A Capture-Recapture Approach to Facilitate Causal Inference for a Trial-eligible Observational Cohort

Background: We extend recently proposed design-based capture-recapture methods for prevalence estimation among registry participants, in order to support causal inference among a trial-eligible target population. The proposed design for CRC analysis integrates an observational study cohort with a randomized trial involving a small representative study sample, and enhances the generalizability and transportability of the findings. Methods: We develop a novel CRC-type estimator derived via multinomial distribution-based maximum-likelihood that exploits the design to deliver benefits in terms of validity and efficiency for comparing the effects of two treatments on a binary outcome. Additionally, the design enables a direct standardization-type estimator for efficient estimation of general means (e.g., of biomarker levels) under a specific treatment, and for their comparison across treatments. For inference, we propose a tailored Bayesian credible interval approach to improve coverage properties in conjunction with the proposed CRC estimator for binary outcomes, along with a bootstrap percentile interval approach for use in the case of continuous outcomes. Results: Simulations demonstrate the proposed estimators derived from the CRC design. The multinomial-based maximum-likelihood estimator shows benefits in terms of validity and efficiency in treatment effect comparisons, while the direct standardization-type estimator allows comprehensive comparison of treatment effects within the target population. Conclusion: The extended CRC methods provide a useful framework for causal inference in a trial-eligible target population by integrating observational and randomized trial data. The novel estimators enhance the generalizability and transportability of findings, offering efficient and valid tools for treatment effect comparisons on both binary and continuous outcomes.
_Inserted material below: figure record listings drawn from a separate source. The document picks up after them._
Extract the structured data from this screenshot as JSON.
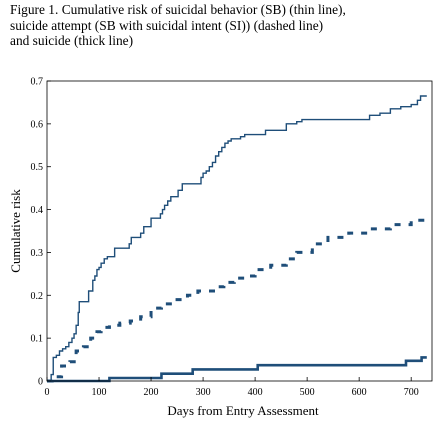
{
  "caption": {
    "lines": [
      "Figure 1. Cumulative risk of suicidal behavior (SB) (thin line),",
      "suicide attempt (SB with suicidal intent (SI)) (dashed line)",
      "and suicide (thick line)"
    ]
  },
  "colors": {
    "series": "#1f4e79",
    "axis": "#000000"
  },
  "chart_data": {
    "type": "line",
    "title": "",
    "xlabel": "Days from Entry Assessment",
    "ylabel": "Cumulative risk",
    "xlim": [
      0,
      740
    ],
    "ylim": [
      0,
      0.7
    ],
    "x_ticks": [
      0,
      100,
      200,
      300,
      400,
      500,
      600,
      700
    ],
    "y_ticks": [
      0,
      0.1,
      0.2,
      0.3,
      0.4,
      0.5,
      0.6,
      0.7
    ],
    "y_tick_labels": [
      "0",
      "0.1",
      "0.2",
      "0.3",
      "0.4",
      "0.5",
      "0.6",
      "0.7"
    ],
    "grid": false,
    "step": true,
    "series": [
      {
        "style": "thin",
        "x": [
          0,
          8,
          12,
          18,
          24,
          30,
          36,
          42,
          48,
          52,
          56,
          60,
          62,
          66,
          80,
          88,
          92,
          96,
          100,
          104,
          110,
          116,
          122,
          130,
          150,
          158,
          162,
          168,
          172,
          180,
          186,
          200,
          212,
          218,
          222,
          226,
          232,
          238,
          244,
          252,
          260,
          270,
          296,
          300,
          306,
          312,
          318,
          324,
          330,
          336,
          342,
          348,
          354,
          358,
          364,
          372,
          380,
          400,
          420,
          460,
          480,
          490,
          510,
          530,
          620,
          640,
          660,
          680,
          700,
          712,
          718,
          730
        ],
        "y": [
          0,
          0.015,
          0.055,
          0.06,
          0.07,
          0.075,
          0.08,
          0.09,
          0.1,
          0.11,
          0.13,
          0.16,
          0.185,
          0.185,
          0.21,
          0.235,
          0.245,
          0.26,
          0.265,
          0.275,
          0.285,
          0.29,
          0.29,
          0.31,
          0.31,
          0.32,
          0.335,
          0.335,
          0.335,
          0.345,
          0.36,
          0.38,
          0.38,
          0.39,
          0.4,
          0.41,
          0.42,
          0.43,
          0.43,
          0.445,
          0.46,
          0.46,
          0.475,
          0.485,
          0.49,
          0.5,
          0.51,
          0.525,
          0.535,
          0.545,
          0.555,
          0.56,
          0.565,
          0.565,
          0.565,
          0.57,
          0.575,
          0.575,
          0.585,
          0.6,
          0.605,
          0.61,
          0.61,
          0.61,
          0.62,
          0.625,
          0.635,
          0.64,
          0.645,
          0.655,
          0.665,
          0.665
        ]
      },
      {
        "style": "dashed",
        "x": [
          0,
          10,
          28,
          44,
          56,
          70,
          84,
          96,
          104,
          120,
          140,
          160,
          180,
          200,
          220,
          240,
          270,
          290,
          320,
          340,
          360,
          380,
          400,
          430,
          460,
          480,
          510,
          540,
          580,
          620,
          660,
          700,
          730
        ],
        "y": [
          0,
          0.01,
          0.035,
          0.045,
          0.07,
          0.08,
          0.1,
          0.115,
          0.125,
          0.13,
          0.135,
          0.14,
          0.15,
          0.17,
          0.18,
          0.19,
          0.2,
          0.21,
          0.22,
          0.23,
          0.24,
          0.245,
          0.26,
          0.27,
          0.285,
          0.3,
          0.32,
          0.335,
          0.345,
          0.355,
          0.365,
          0.375,
          0.375
        ]
      },
      {
        "style": "thick",
        "x": [
          0,
          120,
          220,
          280,
          405,
          560,
          690,
          720,
          730
        ],
        "y": [
          0,
          0.007,
          0.017,
          0.027,
          0.037,
          0.037,
          0.047,
          0.055,
          0.055
        ]
      }
    ]
  }
}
翻译：背景：我们将近期提出的基于设计的捕获-再捕获方法从登记参与者患病率估计扩展到支持试验合格目标人群的因果推断。所提出的捕获-再捕获分析设计将观察性研究队列与包含小型代表性研究样本的随机试验相结合，增强了研究结果的普遍性与可迁移性。方法：我们通过基于多项分布的最大似然估计推导出一种新型捕获-再捕获型估计量，该估计量利用设计优势，在比较两种治疗方案对二元结局影响的效度与效率方面具有优势。此外，该设计支持采用直接标准化型估计量，用于高效估计特定治疗方案下的总体均值（如生物标志物水平）以及跨治疗方案的比较。在推断方面，我们提出了一种定制的贝叶斯可信区间方法，结合所提出的二元结局捕获-再捕获估计量以改进覆盖特性，同时针对连续型结局提出了自助百分位区间方法。结果：模拟实验验证了源自捕获-再捕获设计的估计量性能。基于多项分布的最大似然估计量在治疗效果比较中展现出效度与效率优势，而直接标准化型估计量支持在目标人群内进行治疗效果的综合比较。结论：扩展的捕获-再捕获方法通过整合观察性与随机试验数据，为试验合格目标人群的因果推断提供了有效框架。新型估计量增强了研究结果的普遍性与可迁移性，为二元及连续型结局的治疗效果比较提供了高效且有效的分析工具。